Wir steuerten beide auf unseren finalen Abgang hinzu. Sarah kam und es zuckte so heftig in ihrem Unterleib, dass es auch für mich zu viel wurde. Ich zog ihn heraus und spritzte Sarah meine ganze Ladung über ihre Brüste und das glatte Kleid, an dem das Zeug dann herunterlief. Sarah sah sehr glücklich aus. Ich war es definitiv und Lukas starrte uns an und wichste wieder an seinem knüppelharten Dingen herum. „Na, mein Süßer. Kommst du nochmal?“ Lukas nickte nur mit hochrotem Kopf. „Dann komm zu mir. Doppelt hält besser.“ Das ließ Lukas sich nicht zweimal sagen. Er versenkte seinen Lümmel, diesmal ohne Schwierigkeiten in Sarahs Pussy und spritzte auch dieses Mal innerhalb weniger Sekunden seinen Samen hinein.

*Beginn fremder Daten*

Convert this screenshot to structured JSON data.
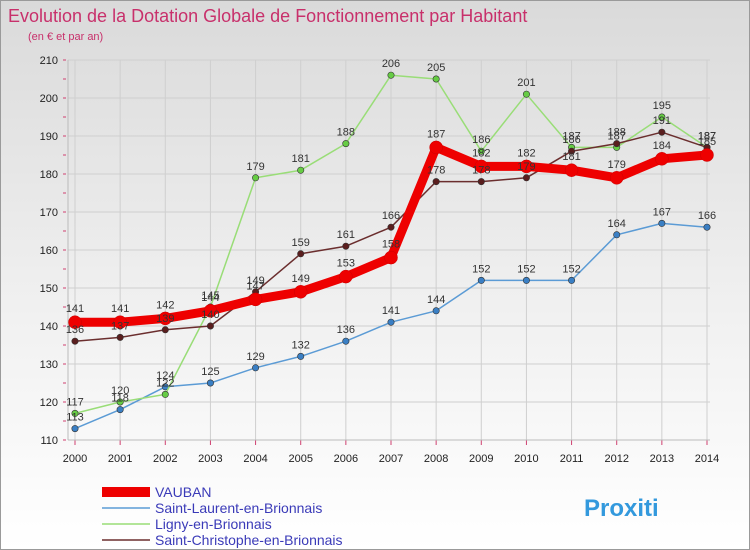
{
  "chart_data": {
    "type": "line",
    "title": "Evolution de la Dotation Globale de Fonctionnement par Habitant",
    "subtitle": "(en € et par an)",
    "x": [
      "2000",
      "2001",
      "2002",
      "2003",
      "2004",
      "2005",
      "2006",
      "2007",
      "2008",
      "2009",
      "2010",
      "2011",
      "2012",
      "2013",
      "2014"
    ],
    "ylim": [
      110,
      210
    ],
    "yticks": [
      "110",
      "120",
      "130",
      "140",
      "150",
      "160",
      "170",
      "180",
      "190",
      "200",
      "210"
    ],
    "grid": true,
    "legend_position": "bottom-left",
    "series": [
      {
        "name": "Saint-Laurent-en-Brionnais",
        "color": "#5b9bd5",
        "dot": "#3a7fc4",
        "values": [
          113,
          118,
          124,
          125,
          129,
          132,
          136,
          141,
          144,
          152,
          152,
          152,
          164,
          167,
          166
        ]
      },
      {
        "name": "Ligny-en-Brionnais",
        "color": "#99dd77",
        "dot": "#66cc44",
        "values": [
          117,
          120,
          122,
          145,
          179,
          181,
          188,
          206,
          205,
          186,
          201,
          187,
          187,
          195,
          187
        ]
      },
      {
        "name": "Saint-Christophe-en-Brionnais",
        "color": "#6b2e2e",
        "dot": "#5a1e1e",
        "values": [
          136,
          137,
          139,
          140,
          149,
          159,
          161,
          166,
          178,
          178,
          179,
          186,
          188,
          191,
          187
        ]
      },
      {
        "name": "VAUBAN",
        "color": "#ee0000",
        "dot": "#ee0000",
        "values": [
          141,
          141,
          142,
          144,
          147,
          149,
          153,
          158,
          187,
          182,
          182,
          181,
          179,
          184,
          185
        ]
      }
    ],
    "legend": [
      "VAUBAN",
      "Saint-Laurent-en-Brionnais",
      "Ligny-en-Brionnais",
      "Saint-Christophe-en-Brionnais"
    ]
  },
  "colors": {
    "title": "#c8306b",
    "legend_text": "#3a3ab8",
    "grid": "#cfcfcf",
    "tick_mark": "#d04070",
    "vauban": "#ee0000",
    "laurent": "#5b9bd5",
    "ligny": "#99dd77",
    "christophe": "#6b2e2e"
  },
  "brand": {
    "text": "Proxiti"
  }
}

Die beiden hielten inne und küssten sich dann leidenschaftlich. Ich wurde dann noch herzlich verabschiedet und fuhr nach Hause. Knapp zwei Wochen später bekam ich ein Foto von Sarah über Whatsapp. Sie hatte nichts geschrieben, sondern nur einen Schwangerschaftstest fotografiert. Dazu einen Emoji der schwangeren Frau. Also war ihr Plan aufgegangen. Ich schickte ihr meine Glückwünsche, war aber auch ein wenig traurig darüber, dass es dann jetzt wohl vorbei war mit der Affäre.



Teil 21 von 21 Teilen.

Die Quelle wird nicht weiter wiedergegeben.